I look forward to seeing Mr. Shatner as Archie Goodwin.

And the anti-Eugene story is “Instead of Evidence” (which I just discovered was originally published as “Murder on Tuesday”). You may recall it as the exploding cigar story.

Violette Malan

My first encounter was Some Buried Caesar, one of the few books in which Wolfe and Archie aren’t in New York, so that was a bit of an anomaly. I loved it so much, however, that I’ve read not only all the Nero Wolfe books, but most of Stout’s other crime novels.

Thanks for the introduction to the audio books. I’ll see if I can get my hands on them.

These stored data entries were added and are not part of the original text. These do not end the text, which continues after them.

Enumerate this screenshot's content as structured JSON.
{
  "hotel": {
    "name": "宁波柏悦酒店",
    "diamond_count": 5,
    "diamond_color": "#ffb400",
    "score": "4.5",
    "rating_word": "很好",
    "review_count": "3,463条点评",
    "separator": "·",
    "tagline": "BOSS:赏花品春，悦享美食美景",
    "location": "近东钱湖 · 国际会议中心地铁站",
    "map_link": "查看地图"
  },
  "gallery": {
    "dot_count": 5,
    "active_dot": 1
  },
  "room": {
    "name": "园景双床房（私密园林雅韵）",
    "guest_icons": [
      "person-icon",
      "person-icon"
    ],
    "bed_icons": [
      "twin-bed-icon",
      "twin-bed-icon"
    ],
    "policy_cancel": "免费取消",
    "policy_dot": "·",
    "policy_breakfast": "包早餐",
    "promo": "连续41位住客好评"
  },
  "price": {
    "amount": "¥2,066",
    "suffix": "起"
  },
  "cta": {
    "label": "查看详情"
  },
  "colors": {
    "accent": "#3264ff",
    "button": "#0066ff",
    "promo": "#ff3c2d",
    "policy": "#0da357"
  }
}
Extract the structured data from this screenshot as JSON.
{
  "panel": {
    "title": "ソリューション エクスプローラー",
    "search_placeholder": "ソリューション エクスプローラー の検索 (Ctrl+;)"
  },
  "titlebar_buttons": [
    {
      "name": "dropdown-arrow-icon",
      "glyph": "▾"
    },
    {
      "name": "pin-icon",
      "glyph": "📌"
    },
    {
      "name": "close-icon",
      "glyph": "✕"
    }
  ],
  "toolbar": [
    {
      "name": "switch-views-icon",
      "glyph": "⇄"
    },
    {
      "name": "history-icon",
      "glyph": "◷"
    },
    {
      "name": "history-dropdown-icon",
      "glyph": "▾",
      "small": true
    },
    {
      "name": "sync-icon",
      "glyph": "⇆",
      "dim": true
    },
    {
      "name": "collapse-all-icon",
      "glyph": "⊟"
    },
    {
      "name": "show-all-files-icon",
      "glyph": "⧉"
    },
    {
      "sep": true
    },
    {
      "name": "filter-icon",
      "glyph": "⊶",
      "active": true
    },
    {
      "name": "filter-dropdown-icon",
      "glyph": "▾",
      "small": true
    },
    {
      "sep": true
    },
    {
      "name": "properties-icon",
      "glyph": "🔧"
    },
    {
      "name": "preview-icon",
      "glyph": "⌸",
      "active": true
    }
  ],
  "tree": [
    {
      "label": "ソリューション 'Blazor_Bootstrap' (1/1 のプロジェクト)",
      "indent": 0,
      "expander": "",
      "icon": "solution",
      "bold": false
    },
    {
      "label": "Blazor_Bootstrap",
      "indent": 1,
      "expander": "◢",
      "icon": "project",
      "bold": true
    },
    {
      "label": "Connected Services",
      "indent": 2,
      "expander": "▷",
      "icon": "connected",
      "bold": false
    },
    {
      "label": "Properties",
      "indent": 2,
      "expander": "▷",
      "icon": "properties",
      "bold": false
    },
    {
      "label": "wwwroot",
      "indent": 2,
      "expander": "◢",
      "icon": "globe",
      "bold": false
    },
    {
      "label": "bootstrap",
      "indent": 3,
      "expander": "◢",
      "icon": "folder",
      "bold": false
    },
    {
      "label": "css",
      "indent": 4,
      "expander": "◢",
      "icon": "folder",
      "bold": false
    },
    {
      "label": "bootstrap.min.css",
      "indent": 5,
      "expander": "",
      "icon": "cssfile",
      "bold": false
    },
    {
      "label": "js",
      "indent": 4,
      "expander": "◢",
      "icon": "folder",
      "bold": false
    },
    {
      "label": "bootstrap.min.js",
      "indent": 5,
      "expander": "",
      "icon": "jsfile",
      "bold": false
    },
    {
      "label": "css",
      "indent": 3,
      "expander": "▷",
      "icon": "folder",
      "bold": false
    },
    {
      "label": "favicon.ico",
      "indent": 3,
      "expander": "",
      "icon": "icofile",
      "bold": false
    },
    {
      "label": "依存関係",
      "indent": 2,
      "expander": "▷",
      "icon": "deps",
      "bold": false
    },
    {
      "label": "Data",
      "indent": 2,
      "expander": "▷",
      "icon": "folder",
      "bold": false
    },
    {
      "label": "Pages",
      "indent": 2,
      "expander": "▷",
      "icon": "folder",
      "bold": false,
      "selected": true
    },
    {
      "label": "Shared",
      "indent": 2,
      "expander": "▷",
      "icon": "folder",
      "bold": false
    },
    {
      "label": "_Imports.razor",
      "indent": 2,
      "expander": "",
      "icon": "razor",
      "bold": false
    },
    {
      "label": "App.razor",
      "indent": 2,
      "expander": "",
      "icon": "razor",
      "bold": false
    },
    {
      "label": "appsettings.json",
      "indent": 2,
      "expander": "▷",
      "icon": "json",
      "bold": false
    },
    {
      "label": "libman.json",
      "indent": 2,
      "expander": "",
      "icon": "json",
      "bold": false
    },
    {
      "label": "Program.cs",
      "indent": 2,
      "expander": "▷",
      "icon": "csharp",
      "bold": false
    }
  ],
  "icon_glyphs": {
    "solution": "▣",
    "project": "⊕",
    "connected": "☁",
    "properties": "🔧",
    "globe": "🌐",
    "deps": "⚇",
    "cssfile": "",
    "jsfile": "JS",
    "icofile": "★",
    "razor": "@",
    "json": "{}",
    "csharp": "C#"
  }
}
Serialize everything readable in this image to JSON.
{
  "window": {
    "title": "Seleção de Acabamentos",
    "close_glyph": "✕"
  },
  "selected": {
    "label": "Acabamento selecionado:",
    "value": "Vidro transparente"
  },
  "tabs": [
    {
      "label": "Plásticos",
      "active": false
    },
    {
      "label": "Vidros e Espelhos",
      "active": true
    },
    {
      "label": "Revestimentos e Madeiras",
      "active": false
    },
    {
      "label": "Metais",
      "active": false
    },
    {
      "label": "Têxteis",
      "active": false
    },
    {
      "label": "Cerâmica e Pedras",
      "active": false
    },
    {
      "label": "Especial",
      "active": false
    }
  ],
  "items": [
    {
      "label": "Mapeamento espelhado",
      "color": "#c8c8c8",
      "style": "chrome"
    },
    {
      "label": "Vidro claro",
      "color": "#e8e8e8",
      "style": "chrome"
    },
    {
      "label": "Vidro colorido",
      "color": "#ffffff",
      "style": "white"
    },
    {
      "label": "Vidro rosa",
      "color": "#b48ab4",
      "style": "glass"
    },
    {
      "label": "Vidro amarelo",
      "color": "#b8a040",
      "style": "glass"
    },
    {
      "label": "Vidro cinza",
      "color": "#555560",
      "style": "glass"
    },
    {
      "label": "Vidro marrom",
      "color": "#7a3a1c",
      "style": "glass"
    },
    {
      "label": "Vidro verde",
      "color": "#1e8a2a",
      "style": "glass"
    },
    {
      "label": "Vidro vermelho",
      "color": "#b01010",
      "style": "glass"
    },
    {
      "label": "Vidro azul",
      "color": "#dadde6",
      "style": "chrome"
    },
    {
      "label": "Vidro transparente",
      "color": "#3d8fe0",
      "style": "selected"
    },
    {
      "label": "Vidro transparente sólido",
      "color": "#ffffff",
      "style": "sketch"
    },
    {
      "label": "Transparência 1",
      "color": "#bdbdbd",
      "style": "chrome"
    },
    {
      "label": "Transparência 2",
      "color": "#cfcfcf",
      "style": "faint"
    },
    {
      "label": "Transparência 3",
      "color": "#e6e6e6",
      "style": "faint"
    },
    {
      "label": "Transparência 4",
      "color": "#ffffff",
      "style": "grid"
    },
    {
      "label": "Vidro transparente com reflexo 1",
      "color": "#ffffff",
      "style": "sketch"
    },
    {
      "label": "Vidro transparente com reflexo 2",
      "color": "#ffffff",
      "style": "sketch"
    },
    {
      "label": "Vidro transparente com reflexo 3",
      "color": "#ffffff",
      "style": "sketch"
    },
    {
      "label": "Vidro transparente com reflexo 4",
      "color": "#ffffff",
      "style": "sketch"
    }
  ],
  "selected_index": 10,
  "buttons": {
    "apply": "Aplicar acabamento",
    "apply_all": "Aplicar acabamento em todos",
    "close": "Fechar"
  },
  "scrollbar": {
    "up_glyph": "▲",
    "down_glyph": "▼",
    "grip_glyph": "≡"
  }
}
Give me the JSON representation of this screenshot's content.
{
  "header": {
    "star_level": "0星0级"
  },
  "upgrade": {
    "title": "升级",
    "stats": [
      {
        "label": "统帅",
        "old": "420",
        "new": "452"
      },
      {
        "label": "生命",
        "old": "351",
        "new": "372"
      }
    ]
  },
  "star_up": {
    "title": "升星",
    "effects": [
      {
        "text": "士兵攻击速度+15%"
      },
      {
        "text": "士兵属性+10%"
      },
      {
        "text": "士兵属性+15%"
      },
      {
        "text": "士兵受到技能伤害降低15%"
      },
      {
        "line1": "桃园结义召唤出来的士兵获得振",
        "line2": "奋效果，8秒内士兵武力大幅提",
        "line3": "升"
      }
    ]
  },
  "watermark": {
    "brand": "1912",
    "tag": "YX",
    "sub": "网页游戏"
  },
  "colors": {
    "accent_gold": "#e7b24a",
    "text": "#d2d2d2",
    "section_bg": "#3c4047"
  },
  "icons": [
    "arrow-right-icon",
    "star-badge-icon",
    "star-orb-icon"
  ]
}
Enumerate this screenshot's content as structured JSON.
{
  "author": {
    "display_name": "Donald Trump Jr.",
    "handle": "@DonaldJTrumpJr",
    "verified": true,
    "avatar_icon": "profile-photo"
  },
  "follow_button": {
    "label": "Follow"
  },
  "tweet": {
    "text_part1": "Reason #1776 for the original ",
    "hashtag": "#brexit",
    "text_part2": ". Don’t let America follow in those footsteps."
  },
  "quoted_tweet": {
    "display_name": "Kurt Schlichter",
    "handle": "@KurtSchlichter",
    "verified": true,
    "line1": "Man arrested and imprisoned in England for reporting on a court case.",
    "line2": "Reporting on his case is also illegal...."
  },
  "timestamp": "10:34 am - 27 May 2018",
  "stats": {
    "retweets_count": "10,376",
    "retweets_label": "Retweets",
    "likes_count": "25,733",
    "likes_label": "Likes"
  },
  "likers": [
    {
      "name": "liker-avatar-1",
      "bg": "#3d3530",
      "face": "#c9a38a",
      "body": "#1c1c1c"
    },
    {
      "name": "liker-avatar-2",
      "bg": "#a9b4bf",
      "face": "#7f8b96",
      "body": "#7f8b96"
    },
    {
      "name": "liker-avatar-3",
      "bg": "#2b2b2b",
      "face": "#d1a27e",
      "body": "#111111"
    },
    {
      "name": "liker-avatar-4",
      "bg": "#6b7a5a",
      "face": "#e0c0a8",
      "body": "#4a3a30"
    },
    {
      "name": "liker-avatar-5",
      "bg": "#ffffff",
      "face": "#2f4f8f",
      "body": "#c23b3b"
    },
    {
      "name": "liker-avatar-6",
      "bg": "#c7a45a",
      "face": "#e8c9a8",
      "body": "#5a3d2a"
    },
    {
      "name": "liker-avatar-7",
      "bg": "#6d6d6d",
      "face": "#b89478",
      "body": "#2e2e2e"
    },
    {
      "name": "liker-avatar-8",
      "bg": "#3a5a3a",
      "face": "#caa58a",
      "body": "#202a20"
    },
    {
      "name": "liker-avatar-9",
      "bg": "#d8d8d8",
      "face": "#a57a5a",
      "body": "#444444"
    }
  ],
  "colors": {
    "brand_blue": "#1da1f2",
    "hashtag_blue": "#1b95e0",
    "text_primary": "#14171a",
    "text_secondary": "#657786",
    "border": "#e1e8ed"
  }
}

[…] As I wrote here, there was a Wolfe radio series starring Sidney Greenstreet. It’s fair, at best. But I went ahead and took one of the episodes and turned it into an 11,000 word story. There are a few changes here and there, but I kept as much of the original dialogue and scenes in place as a I could. […]

nordik2230

Coming to this late but if you get the chance to listen to any of them Saul Rubinek recorded several Nero Wolfe stories, such as “The Doorbell Rang” and “The Red Box”. I know folks love Micheal Prichard but I just think that Mr. Rubinek does an amazing job voicing or bringing to life both Archie and Wolfe.

Curtis

Agree! WHY can’t I seem to find ANY of Saul Rubinek’s readings today? ANY ideas, anyone?